L'éclairage du bac s'effectuera sur une durée de 12 h/jour avec si possible une extinction et un allumage progressif de la lumière. Quant à l'intensité de cette dernière, elle ne sera guère importante puisque l'on ne peut pas envisager la culture d'algues marines avec ce genre de poisson.
REPRODUCTION
A notre connaissance aucune reproduction complète n'a été signalée en aquarium. En revanche, un article intitulé "Ponte d'Arothron citrinellus GUNTHER en aquarium" a été rédigé par J. MONTEL et B. CONDE dans l'ouvrage : La Pisciculture Française-Aquariologie (réédition complète des textes de la Section Aquariophile-Aquariologie). Dans cet article les auteurs sus-cités nous disent : "une femelle fut acquise en décembre 1968, longue d'environ 18 cm, et installée dans un bac de 200 litres.
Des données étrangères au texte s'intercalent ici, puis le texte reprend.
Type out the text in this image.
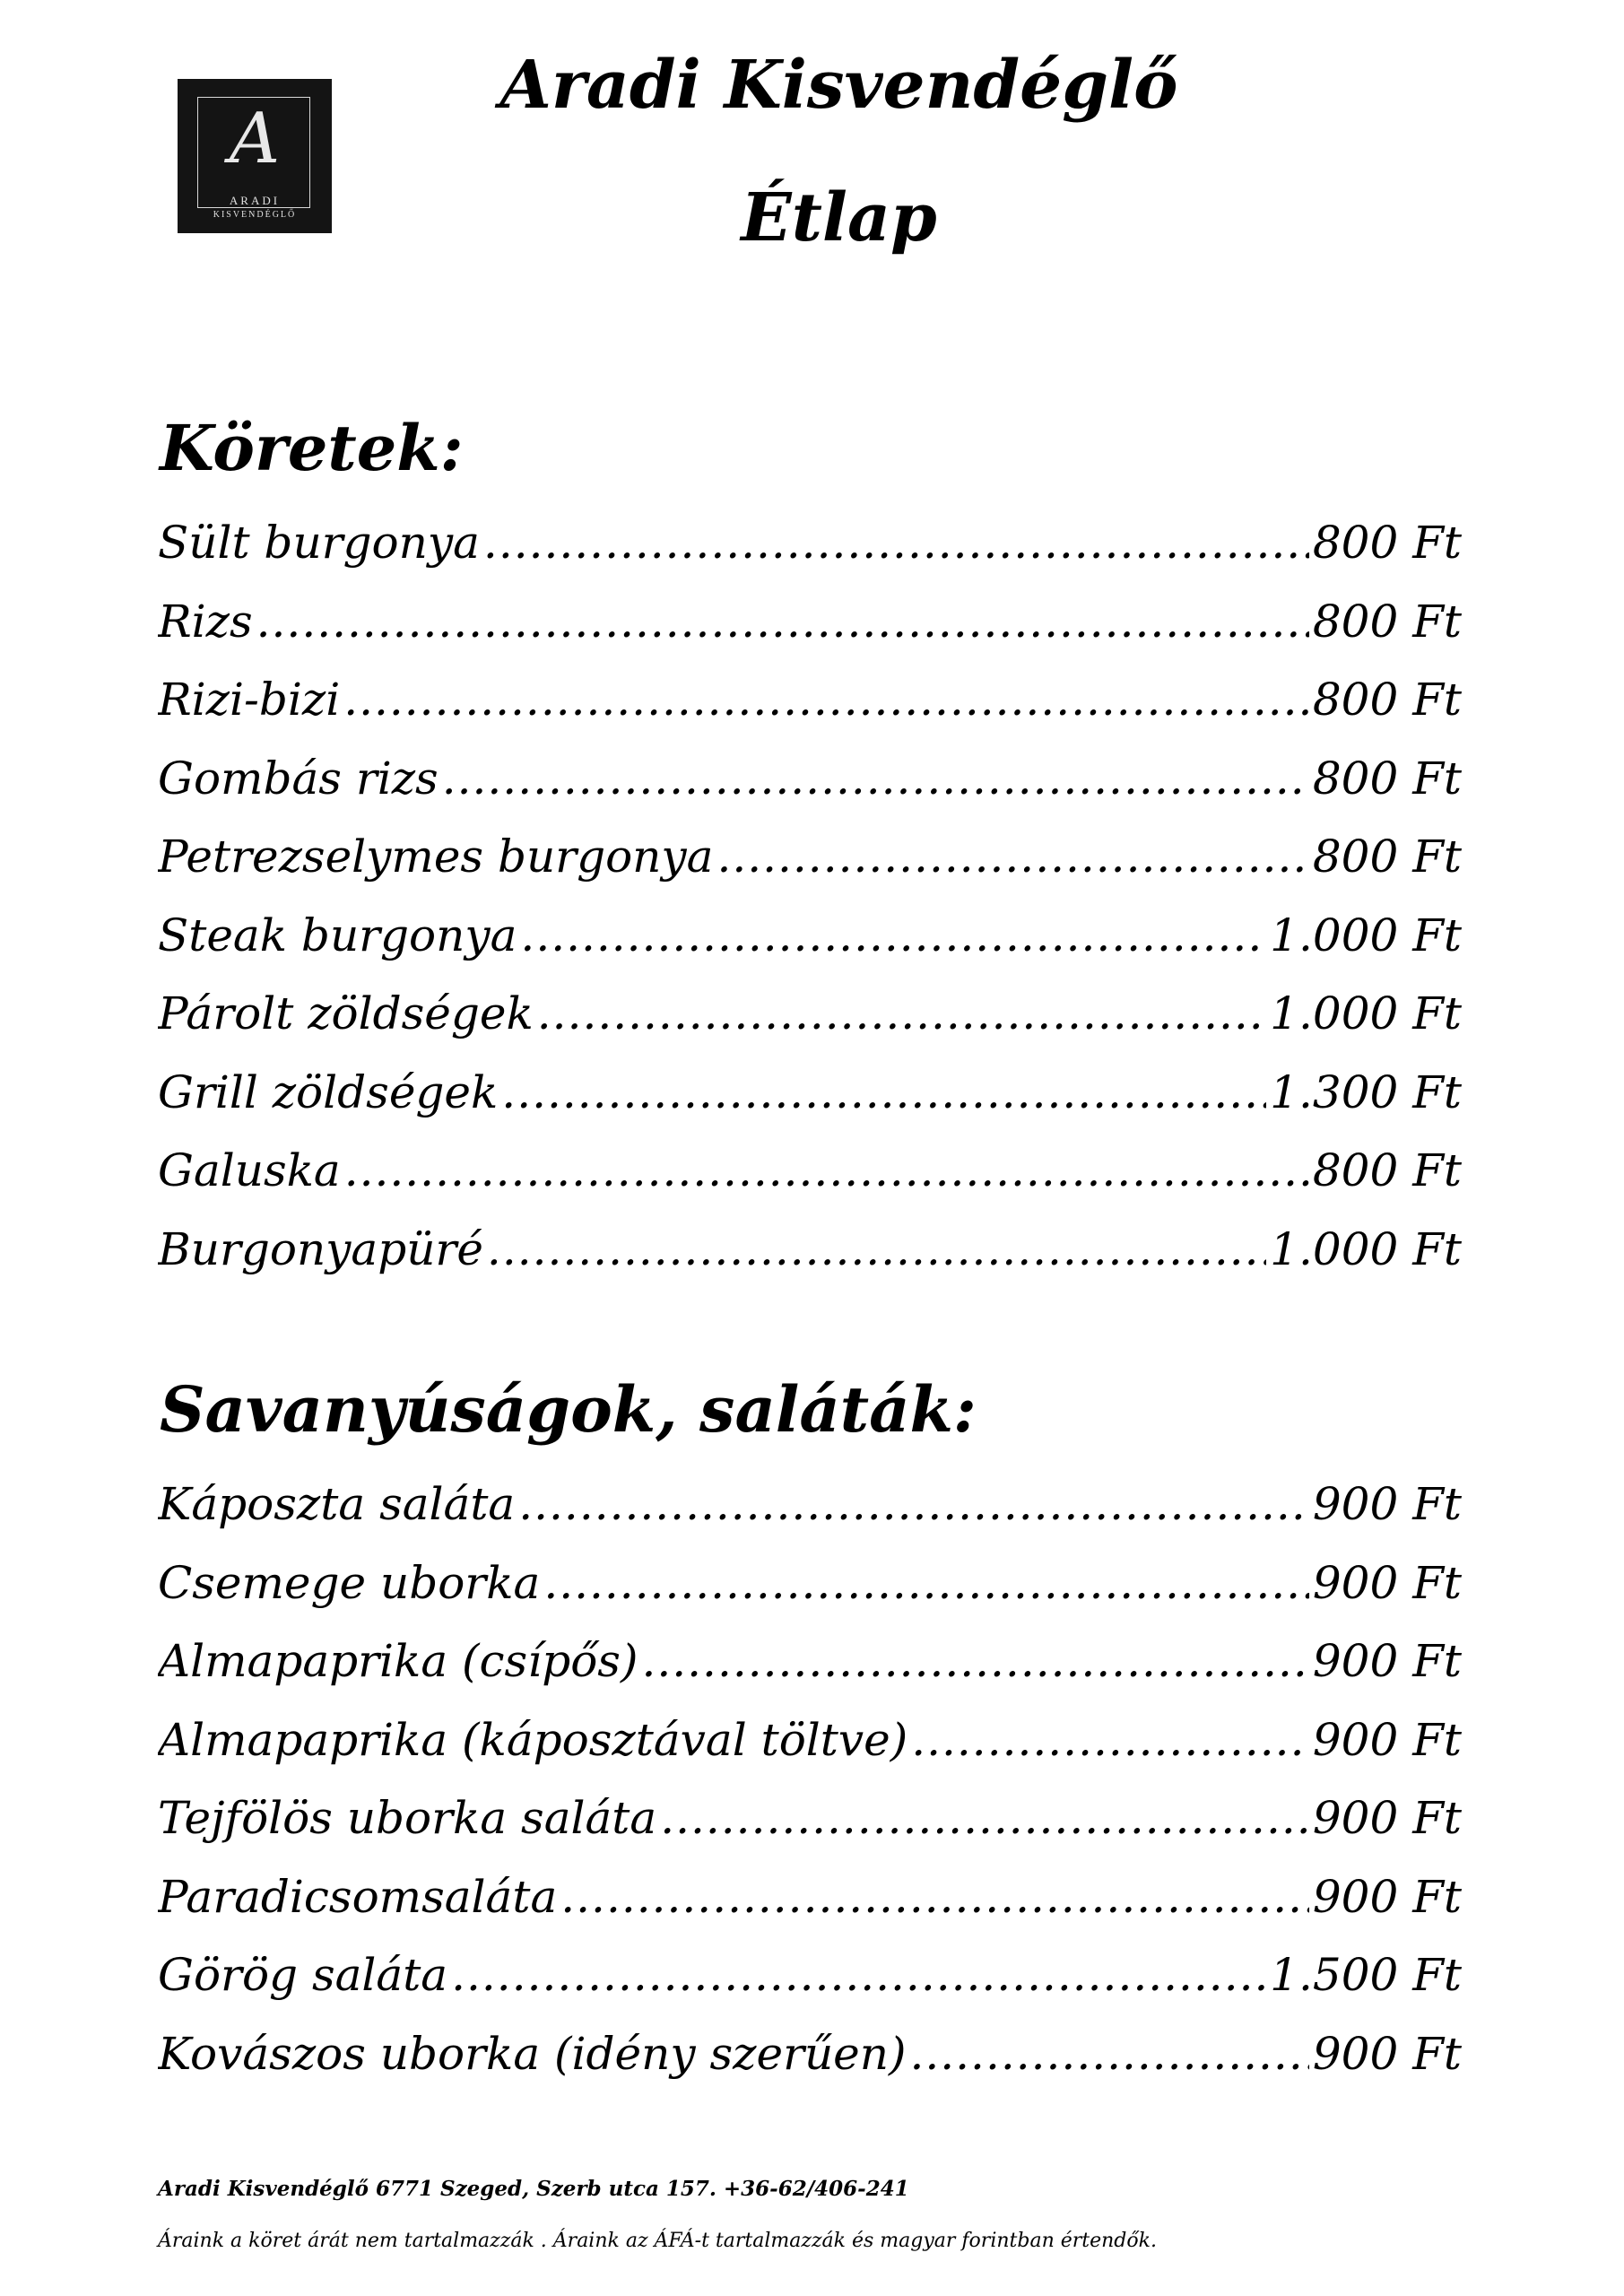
A
ARADI
KISVENDÉGLŐ
Aradi Kisvendéglő
Étlap
Köretek:
Sült burgonya .....	800 Ft
Rizs .....	800 Ft
Rizi-bizi .....	800 Ft
Gombás rizs .....	800 Ft
Petrezselymes burgonya .....	800 Ft
Steak burgonya .....	1.000 Ft
Párolt zöldségek .....	1.000 Ft
Grill zöldségek .....	1.300 Ft
Galuska .....	800 Ft
Burgonyapüré .....	1.000 Ft
Savanyúságok, saláták:
Káposzta saláta .....	900 Ft
Csemege uborka .....	900 Ft
Almapaprika (csípős) .....	900 Ft
Almapaprika (káposztával töltve) .....	900 Ft
Tejfölös uborka saláta .....	900 Ft
Paradicsomsaláta .....	900 Ft
Görög saláta .....	1.500 Ft
Kovászos uborka (idény szerűen) .....	900 Ft

Aradi Kisvendéglő 6771 Szeged, Szerb utca 157. +36-62/406-241

Áraink a köret árát nem tartalmazzák . Áraink az ÁFÁ-t tartalmazzák és magyar forintban értendők.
La première ponte fut déposée en janvier 1972 et les autres lui succédèrent à des intervalles d'environ 4 mois. Toutes ont eu lieu pendant la nuit. Le volume d'une ponte est considérable, de l'ordre de 50 cm3 au moins. Une évaluation grossière, nous donne 98 000 oeufs pour 50 cm3".

BIBLIOGRAPHIE
DE GRAAF F. 1977. Encyclopédie des poissons d'aquarium marin. 344 p. Elsevier Séquoia, Paris-Bruxelles.
GRASSE P.P. 1958. Traité de zoologie, Tome XIII. 2758 p. Masson, Paris.
GRZIMEK B.1974. Le monde animal, Tome V. 495 p. Stauffacher S.A., Zurich.
MONTEL J. et CONDE B.1974. La pisciculture française aquariologie. 607 p. Centre de documentation du Cercle Aquariophile de Nancy.

(*) voir AQUARAMA N° 72/1983: LES ORGANISMES MARINS TOXIQUES ET VENENEUX par t G. VALETTE.